High energy costs will feed into prices for metals and food commodities

Although prices likely won’t return to post-invasion highs, tight supply and ongoing supply risk will keep costs historically elevated

We’re likely past the shock commodity price increases seen earlier this year, but persistent high prices for many inputs will support higher-for-longer inflation in 2023. In response to high commodity prices, firms should continue to prioritize efforts to manage costs and protect margins. In addition to price increases, strategies include: reducing supply chain inefficiencies, such as packaging optimization to lower shipping costs; utilizing hedging strategies, including commodities options and longer-term contracts; input substitutions; and shifting product offerings toward higher-margin goods.

Overview

After Russia’s invasion of Ukraine, spot prices for energy, metals, and food commodities reached all-time or multi-year highs on concerns of supply disruption. The jump followed months of rising prices stemming from a sudden demand acceleration that began after pandemic lockdowns lifted in 2021. For most commodities—with the notable exception of natural gas—prices have eased or stabilized since April. Although each commodity market has its own dynamics, there are three primary drivers of the recent price slump: a weakening commodity demand outlook amid slowing global growth, softer demand from China given the persistence of the Zero-COVID policy, and the fact that war-related supply disruption has not been as severe as the market anticipated in March.

Our View

The recent price drop is well founded, and prices for most commodities (except natural gas) are unlikely to climb back to post-invasion levels in the short term. However, the decline probably isn’t the start of a new trend. Global energy supply remains exceptionally tight; shortages and high prices of energy inputs will continue to feed into prices for other commodities next year.

Shipping: Globally, shipping costs have eased from highs reached in early 2022, but remain well above pre-pandemic levels. The fact that costs remain high despite the absence of major new disruptors suggests the persistence of medium-term dislocation. In an environment characterized by heightened geopolitical tensions, rising trade barriers, and shifting supply chains, it is difficult to see costs easing quickly back to pre-pandemic norms. Further disruptions related to China’s Zero-COVID policy and labor strikes around the world remain probable, but a strong recovery in commercial air travel and continued logistics capacity expansion will keep price increases contained. Cost dynamics will vary across regions and transport channels.

Oil: Global oil supply remains tight; the recent price slump stems from weak consumption in China due to the persistence of its zero-COVID policy, and on evidence of weaker consumption in developed markets as high oil prices destroy some demand. However, oil consumption is likely to remain buoyant next year for several reasons, even if the global economy enters a recession. International travel continues to recover and still has considerable room to run, and Europe’s severe natural gas shortages are driving a switch toward diesel and other distillates as substitutes. In addition, Russia’s declining production, a runoff in releases from strategic petroleum reserves later this year, the threat of further market dislocation, and weak supply growth from OPEC and the US mean oil prices are unlikely to drop much further.
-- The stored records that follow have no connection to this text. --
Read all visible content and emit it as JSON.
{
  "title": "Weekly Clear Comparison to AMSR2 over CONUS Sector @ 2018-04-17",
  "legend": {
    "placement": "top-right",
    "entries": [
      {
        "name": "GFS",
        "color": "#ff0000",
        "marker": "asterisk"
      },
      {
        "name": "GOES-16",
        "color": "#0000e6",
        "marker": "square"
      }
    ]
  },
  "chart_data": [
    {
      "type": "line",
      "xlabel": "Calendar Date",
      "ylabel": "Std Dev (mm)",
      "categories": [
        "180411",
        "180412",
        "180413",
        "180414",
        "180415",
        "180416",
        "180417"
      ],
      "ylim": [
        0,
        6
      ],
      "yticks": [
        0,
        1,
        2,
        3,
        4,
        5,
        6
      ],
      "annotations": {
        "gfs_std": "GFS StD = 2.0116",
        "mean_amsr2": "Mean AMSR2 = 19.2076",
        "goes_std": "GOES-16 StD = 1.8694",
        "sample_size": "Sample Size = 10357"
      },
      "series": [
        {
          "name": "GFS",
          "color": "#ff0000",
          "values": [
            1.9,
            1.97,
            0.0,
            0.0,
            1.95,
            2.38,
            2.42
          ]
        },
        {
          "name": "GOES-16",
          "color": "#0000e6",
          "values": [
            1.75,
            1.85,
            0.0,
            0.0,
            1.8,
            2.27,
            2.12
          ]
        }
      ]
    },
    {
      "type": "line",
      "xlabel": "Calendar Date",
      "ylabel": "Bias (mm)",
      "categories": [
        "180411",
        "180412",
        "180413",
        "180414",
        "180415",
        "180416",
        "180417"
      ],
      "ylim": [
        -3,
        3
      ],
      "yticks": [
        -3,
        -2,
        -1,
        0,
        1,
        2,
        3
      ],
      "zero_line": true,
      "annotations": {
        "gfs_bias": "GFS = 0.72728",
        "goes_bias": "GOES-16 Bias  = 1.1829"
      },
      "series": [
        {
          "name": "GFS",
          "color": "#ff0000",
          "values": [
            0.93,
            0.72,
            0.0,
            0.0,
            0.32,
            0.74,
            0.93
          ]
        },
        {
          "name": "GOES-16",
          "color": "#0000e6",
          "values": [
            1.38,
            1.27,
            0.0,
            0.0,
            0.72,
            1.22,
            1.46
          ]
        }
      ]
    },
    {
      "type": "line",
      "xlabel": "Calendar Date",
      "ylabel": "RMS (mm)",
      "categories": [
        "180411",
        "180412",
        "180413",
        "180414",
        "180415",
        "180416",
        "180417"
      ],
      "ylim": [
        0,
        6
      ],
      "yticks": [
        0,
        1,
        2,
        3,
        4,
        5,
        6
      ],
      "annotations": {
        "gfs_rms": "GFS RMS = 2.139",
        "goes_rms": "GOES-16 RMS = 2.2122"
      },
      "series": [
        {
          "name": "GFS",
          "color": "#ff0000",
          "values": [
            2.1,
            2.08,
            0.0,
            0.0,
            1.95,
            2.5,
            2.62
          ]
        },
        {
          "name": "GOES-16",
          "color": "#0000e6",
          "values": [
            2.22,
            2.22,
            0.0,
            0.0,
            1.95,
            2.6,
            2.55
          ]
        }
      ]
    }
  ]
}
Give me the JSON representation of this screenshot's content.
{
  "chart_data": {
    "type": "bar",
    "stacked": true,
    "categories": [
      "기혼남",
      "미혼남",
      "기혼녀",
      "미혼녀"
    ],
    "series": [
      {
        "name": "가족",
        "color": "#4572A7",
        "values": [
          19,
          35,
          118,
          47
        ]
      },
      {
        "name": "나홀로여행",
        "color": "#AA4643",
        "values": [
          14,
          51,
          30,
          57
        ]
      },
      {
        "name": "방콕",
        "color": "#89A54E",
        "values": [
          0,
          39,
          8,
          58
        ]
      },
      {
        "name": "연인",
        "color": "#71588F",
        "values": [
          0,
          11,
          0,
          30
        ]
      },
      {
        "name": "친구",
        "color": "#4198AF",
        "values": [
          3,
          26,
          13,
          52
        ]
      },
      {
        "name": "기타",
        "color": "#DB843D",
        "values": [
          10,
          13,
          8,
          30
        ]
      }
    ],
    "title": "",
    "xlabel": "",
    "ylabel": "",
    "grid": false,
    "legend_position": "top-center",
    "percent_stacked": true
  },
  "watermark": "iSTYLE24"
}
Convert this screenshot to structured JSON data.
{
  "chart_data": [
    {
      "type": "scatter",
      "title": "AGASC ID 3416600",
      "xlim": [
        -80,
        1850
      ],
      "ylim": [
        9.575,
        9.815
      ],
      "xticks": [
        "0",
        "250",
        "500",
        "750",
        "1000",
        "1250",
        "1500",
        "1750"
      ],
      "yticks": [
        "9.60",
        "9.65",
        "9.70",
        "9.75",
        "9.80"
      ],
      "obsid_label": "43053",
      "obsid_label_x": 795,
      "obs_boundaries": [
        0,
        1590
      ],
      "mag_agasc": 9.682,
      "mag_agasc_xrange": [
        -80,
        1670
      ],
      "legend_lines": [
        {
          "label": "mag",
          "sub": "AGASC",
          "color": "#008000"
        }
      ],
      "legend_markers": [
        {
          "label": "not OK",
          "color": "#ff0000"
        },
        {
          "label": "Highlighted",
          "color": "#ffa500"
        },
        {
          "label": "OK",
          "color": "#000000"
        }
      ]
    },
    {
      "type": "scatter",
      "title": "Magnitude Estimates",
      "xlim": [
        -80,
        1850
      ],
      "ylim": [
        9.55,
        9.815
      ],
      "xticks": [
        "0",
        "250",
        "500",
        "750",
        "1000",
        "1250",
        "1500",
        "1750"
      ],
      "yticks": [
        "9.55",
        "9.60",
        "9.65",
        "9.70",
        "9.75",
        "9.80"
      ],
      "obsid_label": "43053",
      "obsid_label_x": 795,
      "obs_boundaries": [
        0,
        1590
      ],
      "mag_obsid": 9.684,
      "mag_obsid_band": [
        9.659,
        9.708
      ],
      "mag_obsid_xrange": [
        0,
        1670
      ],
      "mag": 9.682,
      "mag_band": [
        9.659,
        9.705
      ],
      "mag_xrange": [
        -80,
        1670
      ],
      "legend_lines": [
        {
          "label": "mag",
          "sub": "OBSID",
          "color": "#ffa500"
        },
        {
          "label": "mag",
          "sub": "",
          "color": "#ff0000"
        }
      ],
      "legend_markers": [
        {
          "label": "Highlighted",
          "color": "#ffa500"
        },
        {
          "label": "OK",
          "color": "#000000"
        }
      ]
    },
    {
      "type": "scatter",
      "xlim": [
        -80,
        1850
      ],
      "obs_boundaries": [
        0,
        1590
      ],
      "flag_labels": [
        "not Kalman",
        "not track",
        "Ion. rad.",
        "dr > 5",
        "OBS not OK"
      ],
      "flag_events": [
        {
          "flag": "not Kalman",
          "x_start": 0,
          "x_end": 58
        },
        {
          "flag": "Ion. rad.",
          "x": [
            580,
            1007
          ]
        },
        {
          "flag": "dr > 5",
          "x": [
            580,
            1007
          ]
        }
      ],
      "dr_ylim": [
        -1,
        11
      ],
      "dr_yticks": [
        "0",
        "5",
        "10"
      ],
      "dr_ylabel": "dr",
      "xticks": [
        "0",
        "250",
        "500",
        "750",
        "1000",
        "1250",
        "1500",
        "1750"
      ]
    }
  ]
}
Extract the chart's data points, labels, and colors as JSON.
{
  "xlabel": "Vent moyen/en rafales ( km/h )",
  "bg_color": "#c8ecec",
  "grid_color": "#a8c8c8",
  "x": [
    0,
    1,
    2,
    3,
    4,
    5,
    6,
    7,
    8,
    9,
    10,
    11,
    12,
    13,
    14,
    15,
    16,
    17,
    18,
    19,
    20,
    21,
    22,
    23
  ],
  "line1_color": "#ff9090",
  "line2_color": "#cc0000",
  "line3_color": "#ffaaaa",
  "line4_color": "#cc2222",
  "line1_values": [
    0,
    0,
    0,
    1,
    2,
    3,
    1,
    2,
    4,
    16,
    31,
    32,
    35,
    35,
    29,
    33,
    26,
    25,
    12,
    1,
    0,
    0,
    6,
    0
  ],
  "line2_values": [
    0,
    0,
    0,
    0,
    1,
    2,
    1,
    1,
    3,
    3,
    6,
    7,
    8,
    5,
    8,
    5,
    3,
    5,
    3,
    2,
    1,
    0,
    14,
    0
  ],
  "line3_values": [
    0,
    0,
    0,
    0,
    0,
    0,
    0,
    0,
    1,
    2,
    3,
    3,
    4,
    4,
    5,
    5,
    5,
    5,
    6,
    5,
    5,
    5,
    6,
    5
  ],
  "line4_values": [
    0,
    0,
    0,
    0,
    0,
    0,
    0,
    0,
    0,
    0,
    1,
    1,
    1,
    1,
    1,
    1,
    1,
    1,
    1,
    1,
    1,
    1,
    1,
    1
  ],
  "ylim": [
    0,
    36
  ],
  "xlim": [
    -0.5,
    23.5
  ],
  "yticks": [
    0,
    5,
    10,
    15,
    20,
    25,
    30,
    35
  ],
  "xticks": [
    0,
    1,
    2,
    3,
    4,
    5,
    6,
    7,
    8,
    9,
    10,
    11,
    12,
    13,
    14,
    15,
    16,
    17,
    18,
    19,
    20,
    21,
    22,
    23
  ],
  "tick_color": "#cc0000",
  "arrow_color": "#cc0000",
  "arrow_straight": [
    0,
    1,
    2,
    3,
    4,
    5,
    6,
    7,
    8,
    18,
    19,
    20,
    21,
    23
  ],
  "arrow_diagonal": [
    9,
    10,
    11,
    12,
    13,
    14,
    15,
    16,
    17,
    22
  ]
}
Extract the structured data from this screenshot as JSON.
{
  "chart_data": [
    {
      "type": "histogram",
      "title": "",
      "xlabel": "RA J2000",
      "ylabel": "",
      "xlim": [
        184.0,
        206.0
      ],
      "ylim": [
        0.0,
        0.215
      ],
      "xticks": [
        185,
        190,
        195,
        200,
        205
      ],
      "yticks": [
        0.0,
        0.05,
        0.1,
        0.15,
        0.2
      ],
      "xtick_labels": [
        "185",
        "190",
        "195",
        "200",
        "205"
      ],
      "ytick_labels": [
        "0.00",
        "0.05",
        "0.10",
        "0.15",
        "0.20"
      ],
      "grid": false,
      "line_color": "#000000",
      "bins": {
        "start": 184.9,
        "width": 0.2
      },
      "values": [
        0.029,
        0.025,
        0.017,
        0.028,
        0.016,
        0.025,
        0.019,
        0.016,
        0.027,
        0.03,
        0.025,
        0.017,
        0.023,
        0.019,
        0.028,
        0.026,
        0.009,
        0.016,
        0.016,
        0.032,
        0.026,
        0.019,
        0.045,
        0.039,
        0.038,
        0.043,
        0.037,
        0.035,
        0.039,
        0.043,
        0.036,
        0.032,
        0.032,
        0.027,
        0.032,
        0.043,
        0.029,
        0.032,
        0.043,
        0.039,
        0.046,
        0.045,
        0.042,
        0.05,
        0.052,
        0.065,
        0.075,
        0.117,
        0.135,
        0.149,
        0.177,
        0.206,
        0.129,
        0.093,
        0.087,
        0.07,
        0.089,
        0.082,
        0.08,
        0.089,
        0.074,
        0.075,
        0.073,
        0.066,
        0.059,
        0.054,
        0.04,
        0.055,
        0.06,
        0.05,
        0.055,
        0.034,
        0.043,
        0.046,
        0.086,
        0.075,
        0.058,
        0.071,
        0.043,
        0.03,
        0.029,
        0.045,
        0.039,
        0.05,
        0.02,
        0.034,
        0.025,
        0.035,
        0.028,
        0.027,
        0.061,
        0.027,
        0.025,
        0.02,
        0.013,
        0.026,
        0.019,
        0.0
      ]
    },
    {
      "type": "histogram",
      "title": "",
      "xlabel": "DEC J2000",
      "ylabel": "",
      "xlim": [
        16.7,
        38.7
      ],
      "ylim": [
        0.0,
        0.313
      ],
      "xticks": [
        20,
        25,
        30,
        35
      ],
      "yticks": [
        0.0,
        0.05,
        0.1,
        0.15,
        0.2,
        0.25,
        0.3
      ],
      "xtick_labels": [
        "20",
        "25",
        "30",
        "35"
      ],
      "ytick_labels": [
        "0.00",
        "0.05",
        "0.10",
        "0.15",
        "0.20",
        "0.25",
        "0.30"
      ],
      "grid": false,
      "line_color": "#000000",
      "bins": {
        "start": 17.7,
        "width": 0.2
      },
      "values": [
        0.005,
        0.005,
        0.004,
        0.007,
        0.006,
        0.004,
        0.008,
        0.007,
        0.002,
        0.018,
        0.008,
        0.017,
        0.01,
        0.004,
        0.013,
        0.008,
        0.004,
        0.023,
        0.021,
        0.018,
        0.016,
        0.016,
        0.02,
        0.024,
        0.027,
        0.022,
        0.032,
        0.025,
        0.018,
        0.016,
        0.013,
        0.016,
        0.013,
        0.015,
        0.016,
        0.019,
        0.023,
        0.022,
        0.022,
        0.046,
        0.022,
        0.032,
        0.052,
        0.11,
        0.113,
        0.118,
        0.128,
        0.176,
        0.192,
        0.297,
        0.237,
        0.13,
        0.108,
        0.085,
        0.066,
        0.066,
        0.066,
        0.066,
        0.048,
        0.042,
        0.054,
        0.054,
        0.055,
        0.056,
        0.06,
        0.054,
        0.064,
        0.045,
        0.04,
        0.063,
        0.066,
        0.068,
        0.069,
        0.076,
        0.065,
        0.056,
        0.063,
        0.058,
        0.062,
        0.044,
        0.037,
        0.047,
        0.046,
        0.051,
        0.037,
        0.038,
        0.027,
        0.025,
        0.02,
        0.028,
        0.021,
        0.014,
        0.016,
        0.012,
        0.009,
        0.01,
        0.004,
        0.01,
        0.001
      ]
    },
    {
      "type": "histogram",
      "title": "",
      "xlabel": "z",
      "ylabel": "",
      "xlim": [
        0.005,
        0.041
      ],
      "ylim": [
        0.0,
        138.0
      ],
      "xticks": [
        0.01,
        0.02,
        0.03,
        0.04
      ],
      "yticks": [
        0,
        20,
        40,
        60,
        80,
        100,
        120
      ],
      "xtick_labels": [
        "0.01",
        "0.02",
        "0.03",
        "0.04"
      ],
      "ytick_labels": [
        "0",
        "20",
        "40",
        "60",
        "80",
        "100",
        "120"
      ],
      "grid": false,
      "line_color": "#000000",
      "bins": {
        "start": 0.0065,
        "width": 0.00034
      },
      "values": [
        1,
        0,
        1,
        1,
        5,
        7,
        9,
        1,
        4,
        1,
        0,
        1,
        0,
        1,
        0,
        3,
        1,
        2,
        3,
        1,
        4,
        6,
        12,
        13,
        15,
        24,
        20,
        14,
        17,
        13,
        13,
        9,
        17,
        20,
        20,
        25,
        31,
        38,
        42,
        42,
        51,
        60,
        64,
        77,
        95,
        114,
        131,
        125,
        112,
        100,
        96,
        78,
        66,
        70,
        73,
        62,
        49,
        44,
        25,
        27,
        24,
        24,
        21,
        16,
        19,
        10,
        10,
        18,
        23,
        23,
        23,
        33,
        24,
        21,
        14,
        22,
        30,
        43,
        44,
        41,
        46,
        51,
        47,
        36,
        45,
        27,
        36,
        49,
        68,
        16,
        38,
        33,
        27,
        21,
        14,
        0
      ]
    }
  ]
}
Natural gas: Russia’s cutoff in gas flows to Europe will exert serious upward pressure on natural gas costs globally through at least the end of 2023. Since natural gas is not fully fungible, cost pressures will be most intense in Europe. However, the EU’s growing imports of liquefied natural gas (LNG) will put pressure on gas supplies in developed Asia and the US. Russian gas is increasingly making its way to China, which will keep electricity and energy input costs lower there but increase pressure on developed-market benchmarks. Natural gas costs in Europe will be high enough to significantly curb production, driving up prices for metals, fertilizers, and other commodities.

Metals: Metals markets are currently experiencing two primary cross-currents: on the one hand, sinking demand amid a global manufacturing slowdown and China’s sputtering construction activity; on the other, production declines caused by high energy input costs. For copper, prices will nonetheless remain relatively high even in an economic slowdown due to a secular increase in demand caused by the energy transition. In contrast, iron ore prices are under severe pressure from China’s construction slowdown. Prices will likely remain low next year, but any pickup in China’s construction activity or signs of imminent stimulus will drive a price rebound.

Food commodities: After a post-invasion surge, prices for grains and vegetable oils have eased in recent weeks, helped by a deal to export Ukrainian wheat and sanctions carve-outs on food and fertilizer exports from Russia. Yet, prices remain historically high, and price risks are tilted to the upside through 2023 due to continued war-related supply risk, rising agricultural input cost pressures, particularly diesel and fertilizers, and potential supply disruption from weather events in a fundamentally undersupplied market.